Mais, direz-vous, les esclaves qui ont été affranchis ne portent-ils pas toujours sur eux des marques de leurs fers? Quand j'aurai brisé mes chaînes, mon cœur n'en conservera-t-il pas les impressions, marques bien importunes d'un esclavage qu'on a trouvé trop doux? Non, Philothée, si vous détestez tout votre péché autant qu'il le mérite, il ne vous en restera qu'une extrême horreur, qui, vous affranchissant de toutes les mauvaises inclinations passées, ne laissera tout au plus à Votre cœur que les sentiments de la charité chrétienne que l'on doit à son prochain, quel qu'il soit. Mais si votre repentir n'est pas assez

fort pour arracher de votre cœur ces mauvaises inclinations jusqu'à la racine, voici les règles que vous devez suivre. Faites-vous, comme je vous l'ai enseigné, une solitude intérieure en vous-même; retirez-vous-y, et, par les plus vifs élancements de votre âme mille fois réitérés, renoncez à toutes vos inclinations et à toutes les atteintes que votre cœur en sentira. Donnez plus de temps à la lecture des bons livres; confessez-vous plus souvent, communiez selon vos besoins, et de l'avis de votre directeur; découvrez-lui, ou à une personne discrète et prudente, vos peines, vos tentations, toutes vos dispositions, avec beaucoup d'humilité et de sincérité; si vous persévérez fidèlement dans ces exercices, ne doutez pas que Dieu ne vous affranchisse des restes de vos misères.

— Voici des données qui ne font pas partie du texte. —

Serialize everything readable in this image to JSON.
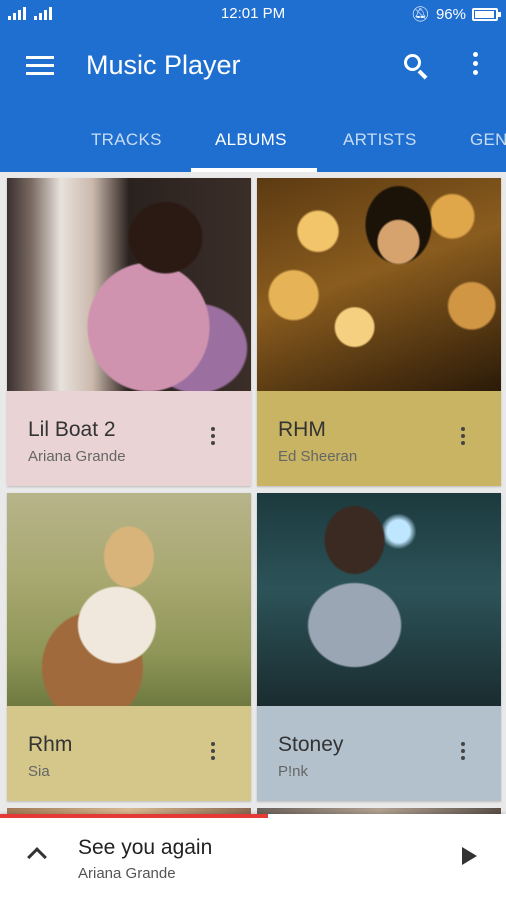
{
  "status_bar": {
    "time": "12:01 PM",
    "battery": "96%",
    "battery_level": 0.96
  },
  "app_bar": {
    "title": "Music Player",
    "icons": [
      "menu-icon",
      "search-icon",
      "more-vert-icon"
    ]
  },
  "tabs": [
    {
      "label": "TRACKS",
      "active": false
    },
    {
      "label": "ALBUMS",
      "active": true
    },
    {
      "label": "ARTISTS",
      "active": false
    },
    {
      "label": "GEN",
      "active": false
    }
  ],
  "albums": [
    {
      "name": "Lil Boat 2",
      "artist": "Ariana Grande",
      "color": "#ead3d5"
    },
    {
      "name": "RHM",
      "artist": "Ed Sheeran",
      "color": "#c8b462"
    },
    {
      "name": "Rhm",
      "artist": "Sia",
      "color": "#d5c78a"
    },
    {
      "name": "Stoney",
      "artist": "P!nk",
      "color": "#b2c1cb"
    }
  ],
  "now_playing": {
    "title": "See you again",
    "artist": "Ariana Grande",
    "progress": 0.53
  },
  "colors": {
    "primary": "#1f6fd1",
    "accent": "#e53935"
  }
}
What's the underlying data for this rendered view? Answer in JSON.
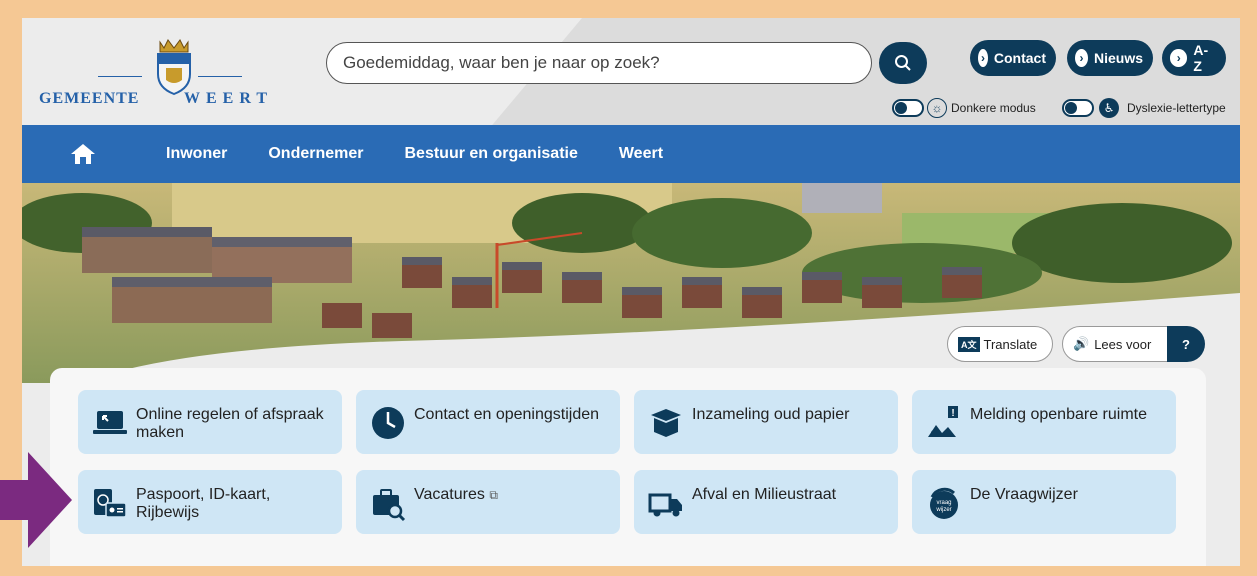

Mais, me direz-vous encore, ne sera-ce point une ingratitude de rompre d'une manière si brusque? O la bienheureuse ingratitude, que celle qui vous rendra agréable à Dieu! Non, je vous le dis de la part de Dieu, non, ce ne sera point une ingratitude, mais un bienfait. En brisant vos liens vous briserez ceux d'un autre, et quoique son bonheur lui soit caché, ce ne sera pas pour longtemps, et bientôt chacun dira de son côté en action de

graces, comme David : « O Seigneur, vous << avez brisé mes liens; je vous offrirai un sa«< crifice de louange, et j'invoquerai votre « nom » dans une douce et entière liberté.

CHAPITRE XXII

Quelques autres avis sur les amitiés.

L'amitié demande une grande communication, sans laquelle elle ne pourrait ni naître ni subsister; et, comme cette communication est continuelle, on se fait bientôt confidence des secrets du cœur. Toutes les inclinations de l'un passent insensiblement à l'autre par une mutuelle impression, et par une réciproque effusion de sentiments et d'affections. Cela arrive surtout quand l'amitié est fondée sur une grande estime; car l'amitié ouvre le cœur, et l'estime y laisse entrer tout ce qui se présente, bon ou mauvais. Les abeilles d'Héraclée ne cherchent que le miel sur les fleurs; mais si celles-ci sont vénéneuses, elles en

prennent aussi le venin image de l'amitié, qui reçoit insensiblement le mal avec le bien. Il faut donc, Philothée, bien pratiquer cette parole que le Fils de Dieu disait souvent, comme la tradition nous l'apprend : « Soyez << de bons changeurs et de bons monnayeurs,>> c'est-à-dire ne recevez pas la mauvaise monnaie avec la bonne, ni le bon or avec le faux or; séparez ce qui est précieux de ce qui est vil et méprisable. En effet, il n'y a presque personne qui n'ait quelque imperfection et quelle raison y a-t-il de recevoir les imperfections d'un ami avec son amitié ? Il faut l'aimer quoiqu'il soit imparfait; mais il ne faut ni prendre ni aimer son imperfection, puisque, l'amitié étant une communication du bien, et non du mal, on doit distinguer dans un ami ses bonnes qualités de ses imperfections, comme ceux qui travaillent sur le Tage y séparent l'or du sable. Saint Grégoire de Nazianze rapporte que plusieurs amis de saint Basile s'appliquèrent à l'imiter jusque dans ses défauts naturels et extérieurs, comme dans sa lenteur à parler, dans son air rêveur et abstrait, dans sa manière de marcher, et même dans celle de porter la barbe; nous voyons des maris, des femmes, des amis, prendre ainsi les imperfections les uns des

autres, et les enfants celles de leurs pères et mères, par une certaine imitation imperceptible que l'estime ou la complaisance inspire. Or chacun a bien assez de ses mauvaises inclinations sans se charger de celles des autres, et non seulement l'amitié n'exige rien de semblable, mais, au contraire, elle veut que nous nous aidions réciproquement à nous défaire de nos défauts. On doit assurément supporter avec douceur les imperfections de son ami, mais il ne faut pas les entretenir par flatterie, bien moins encore les laisser passer jusqu'à nous par complaisance.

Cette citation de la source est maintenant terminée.